Hard tech = "There is doubt that the technology can be built at all."

Though many pieces of technology face huge doubts, what's key is often a team can get to a working prototype or partial release in way less than 5 years! (E.g. Dropbox.) YC is exactly the type of environment to refocus a 'research style' team exclusively on demonstrable progress.

The problem with the xkcd definition (if attempted in a startup) is very few research teams can continue to fundraise for 5 years without a product or significant prototype.

A partial solution to the "doubted" tech is often good enough to build a great company.

aojwida083ajfo · on Sept 29, 2016

>This is pretty much just a few days of sitting in GDB for the right engineer[1]. Now, maybe it require people experienced with debugging tools, but...

As someone sort-of familiar with gdb (but not extensively so) I have no idea how I'd do that. Can you point me in the right direction?

arghnoname · on Sept 30, 2016

I don't use a Mac, but assuming Finder will detect that if its view is of a folder and items are added to the folder elsewhere, Finder's view will be updated to reflect this:

Use dtrace and create a lot of such events. They're presumably using kqueue or some event mechanism to be notified when the file arrives. Do this with many file types if they look different in Finder. Somewhere in there should also be a read that corresponds to the dirent. You can break on these things.
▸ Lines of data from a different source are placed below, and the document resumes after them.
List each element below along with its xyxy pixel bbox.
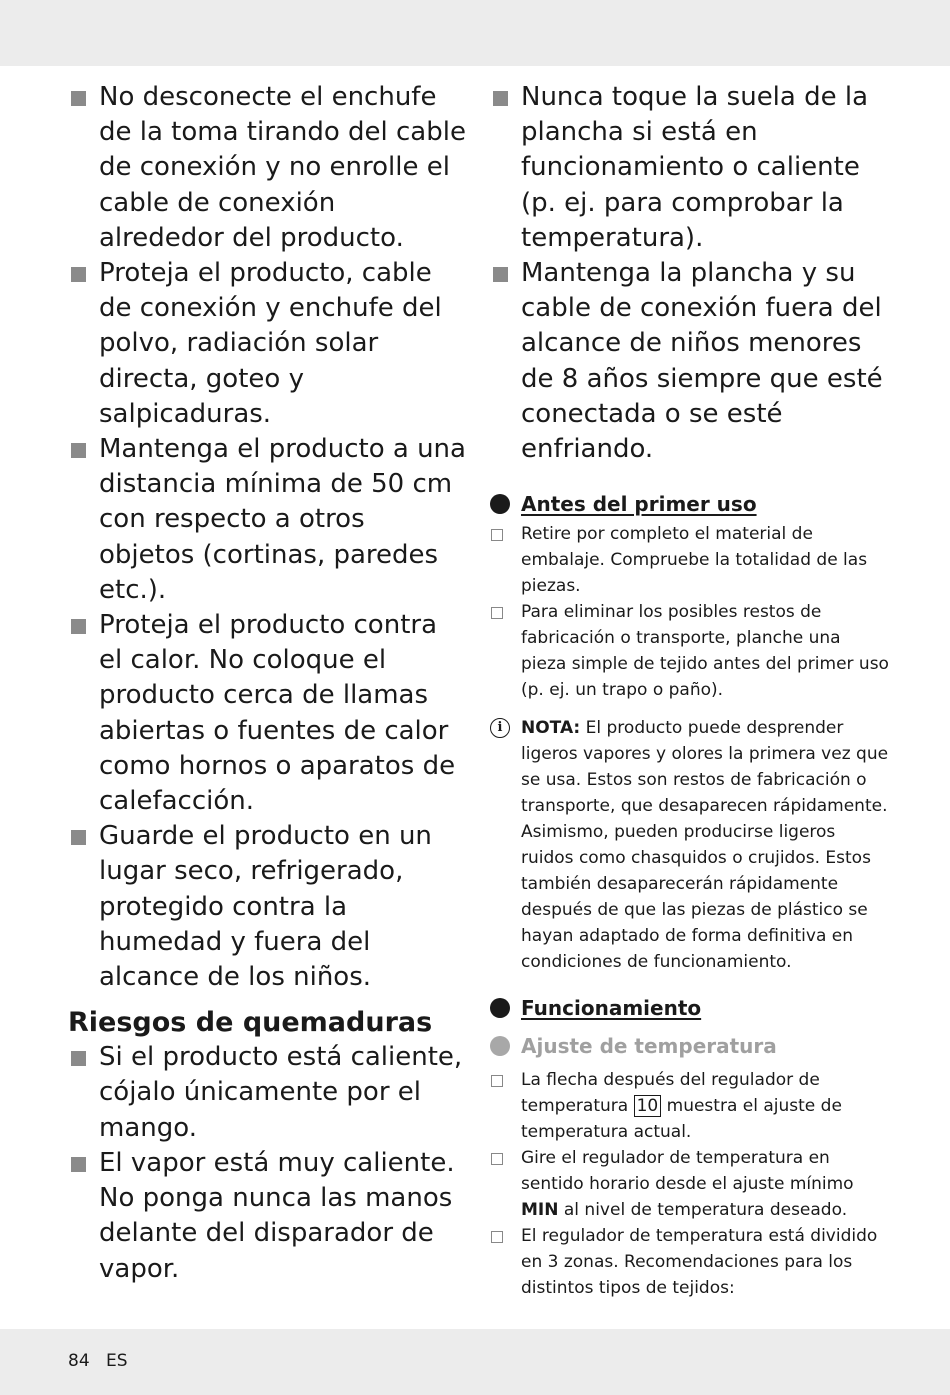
- part-reference-number: 10: [634, 1095, 662, 1117]
- note-label: NOTA:: [521, 718, 581, 739]
- safety-list-left: [68, 80, 468, 995]
- list-item-text: Proteja el producto contra el calor. No coloque el producto cerca de llamas abiertas o fuentes de calor como hornos o aparatos de calefacción.: [99, 610, 456, 817]
- square-bullet-icon: [71, 1157, 86, 1172]
- section-heading-first-use: [490, 491, 890, 517]
- min-setting-label: MIN: [521, 1200, 559, 1221]
- square-bullet-icon: [493, 267, 508, 282]
- section-heading-operation: [490, 995, 890, 1021]
- checkbox-bullet-icon: [491, 607, 503, 619]
- list-item: [490, 521, 890, 599]
- list-item-text: La flecha después del regulador de temperatura: [521, 1070, 820, 1117]
- list-item: [68, 256, 468, 432]
- list-item: [490, 1145, 890, 1223]
- filled-circle-icon: [490, 494, 510, 514]
- section-title: Funcionamiento: [521, 996, 702, 1021]
- checkbox-bullet-icon: [491, 1153, 503, 1165]
- language-code: ES: [106, 1351, 128, 1371]
- list-item: [490, 599, 890, 703]
- subsection-heading-temperature: [490, 1033, 890, 1059]
- square-bullet-icon: [71, 267, 86, 282]
- list-item-text: El regulador de temperatura está dividido en 3 zonas. Recomendaciones para los distintos tipos de tejidos:: [521, 1226, 878, 1299]
- square-bullet-icon: [71, 830, 86, 845]
- list-item-text: Proteja el producto, cable de conexión y enchufe del polvo, radiación solar directa, goteo y salpicaduras.: [99, 258, 442, 429]
- checkbox-bullet-icon: [491, 1075, 503, 1087]
- list-item: [68, 819, 468, 995]
- header-bar: [0, 0, 950, 66]
- square-bullet-icon: [71, 91, 86, 106]
- list-item: [490, 256, 890, 467]
- section-title: Antes del primer uso: [521, 492, 757, 517]
- list-item-text: Gire el regulador de temperatura en sentido horario desde el ajuste mínimo: [521, 1148, 854, 1195]
- grey-circle-icon: [490, 1036, 510, 1056]
- square-bullet-icon: [71, 1051, 86, 1066]
- left-column: [68, 80, 468, 1287]
- list-item-text: Para eliminar los posibles restos de fabricación o transporte, planche una pieza simple de tejido antes del primer uso (p. ej. un trapo o paño).: [521, 602, 889, 701]
- temperature-list: [490, 1067, 890, 1301]
- footer-bar: [0, 1329, 950, 1395]
- first-use-list: [490, 521, 890, 703]
- list-item: [490, 80, 890, 256]
- list-item-text: No desconecte el enchufe de la toma tirando del cable de conexión y no enrolle el cable de conexión alrededor del producto.: [99, 82, 466, 253]
- list-item: [68, 432, 468, 608]
- note-text: El producto puede desprender ligeros vapores y olores la primera vez que se usa. Estos son restos de fabricación o transporte, que desaparecen rápidamente. Asimismo, pueden producirse ligeros ruidos como chasquidos o crujidos. Estos también desaparecerán rápidamente después de que las piezas de plástico se hayan adaptado de forma definitiva en condiciones de funcionamiento.: [521, 718, 889, 973]
- list-item: [68, 1146, 468, 1287]
- subsection-title: Ajuste de temperatura: [521, 1034, 777, 1059]
- checkbox-bullet-icon: [491, 1231, 503, 1243]
- list-item: [490, 1067, 890, 1145]
- list-item-text: al nivel de temperatura deseado.: [558, 1200, 848, 1221]
- list-item-text: Guarde el producto en un lugar seco, refrigerado, protegido contra la humedad y fuera del alcance de los niños.: [99, 821, 432, 993]
- square-bullet-icon: [493, 91, 508, 106]
- filled-circle-icon: [490, 998, 510, 1018]
- page-number: 84: [68, 1351, 90, 1371]
- list-item: [68, 608, 468, 819]
- square-bullet-icon: [71, 619, 86, 634]
- list-item-text: Nunca toque la suela de la plancha si está en funcionamiento o caliente (p. ej. para comprobar la temperatura).: [521, 82, 869, 253]
- list-item: [68, 80, 468, 256]
- burn-risks-heading: Riesgos de quemaduras: [68, 1007, 433, 1039]
- square-bullet-icon: [71, 443, 86, 458]
- list-item-text: El vapor está muy caliente. No ponga nunca las manos delante del disparador de vapor.: [99, 1147, 455, 1284]
- info-icon: i: [490, 718, 510, 738]
- list-item: [68, 1040, 468, 1146]
- list-item: [490, 1223, 890, 1301]
- checkbox-bullet-icon: [491, 529, 503, 541]
- right-column: [490, 80, 890, 1301]
- note-block: [490, 715, 890, 975]
- list-item-text: Mantenga el producto a una distancia mínima de 50 cm con respecto a otros objetos (cortinas, paredes etc.).: [99, 434, 466, 605]
- list-item-text: muestra el ajuste de temperatura actual.: [521, 1096, 842, 1143]
- list-item-text: Retire por completo el material de embalaje. Compruebe la totalidad de las piezas.: [521, 524, 868, 597]
- burn-risks-list: [68, 1040, 468, 1286]
- safety-list-right: [490, 80, 890, 467]
- list-item-text: Si el producto está caliente, cójalo únicamente por el mango.: [99, 1042, 463, 1143]
- list-item-text: Mantenga la plancha y su cable de conexión fuera del alcance de niños menores de 8 años siempre que esté conectada o se esté enfriando.: [521, 258, 883, 465]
attach the debugger and create the events. Step through the code to find when these things are read. Attempt to discern how what is read differs between file types. Do stuff like make files with conspicuous attributes (e.g., file size), because it's easier to correlate from traces. The data is probably a file containing file metadata somewhere.

This is probably mostly looking at the bytes coming off the read. dtrace makes this easy because you can trigger it to set a flag when the kqueue event fires and then just dump bytes and locations from file reads/opens. If it's more integrated into the OS Finder would have to have its own special syscalls to read stuff off inodes or whatever. You'd be able to see those happening too.

Once you think you know how it works, give it a try. Rinse and repeat.

Now it may be you have surprises here and there and it's kind of annoying, but I'd be surprised if I couldn't do it.

AndrewKemendo · on Sept 29, 2016

My definition of hard tech, as applied to software, is "Software where you need to use scientific-method trial-and-error to build core pieces of the product."

I think that's a great definition actually and fits with how ML systems are built.

x0x0 · on Sept 30, 2016

How about things like

* jvm -- it wasn't clear you could build a vm that was fast enough to compete with c++;

* c2 compiler inside the jvm -- also not clear you could do this, fast enough, or one that optimized enough to care about

* azul systems / zing -- could you build a gc that tolerates terabit allocation rates w/o stop-the-world pauses?

FullyFunctional · on Sept 30, 2016

Sorry, no, JVM was not even innovative, let alone "hard tech". There were lots and lots of previous examples of doing the same (and better) than JVM, see for example the Smalltalk and Lisp world.

IMO, the only thing on your list that comes close is the Azul GC which, in my limited understanding, actually advanced the state of the art.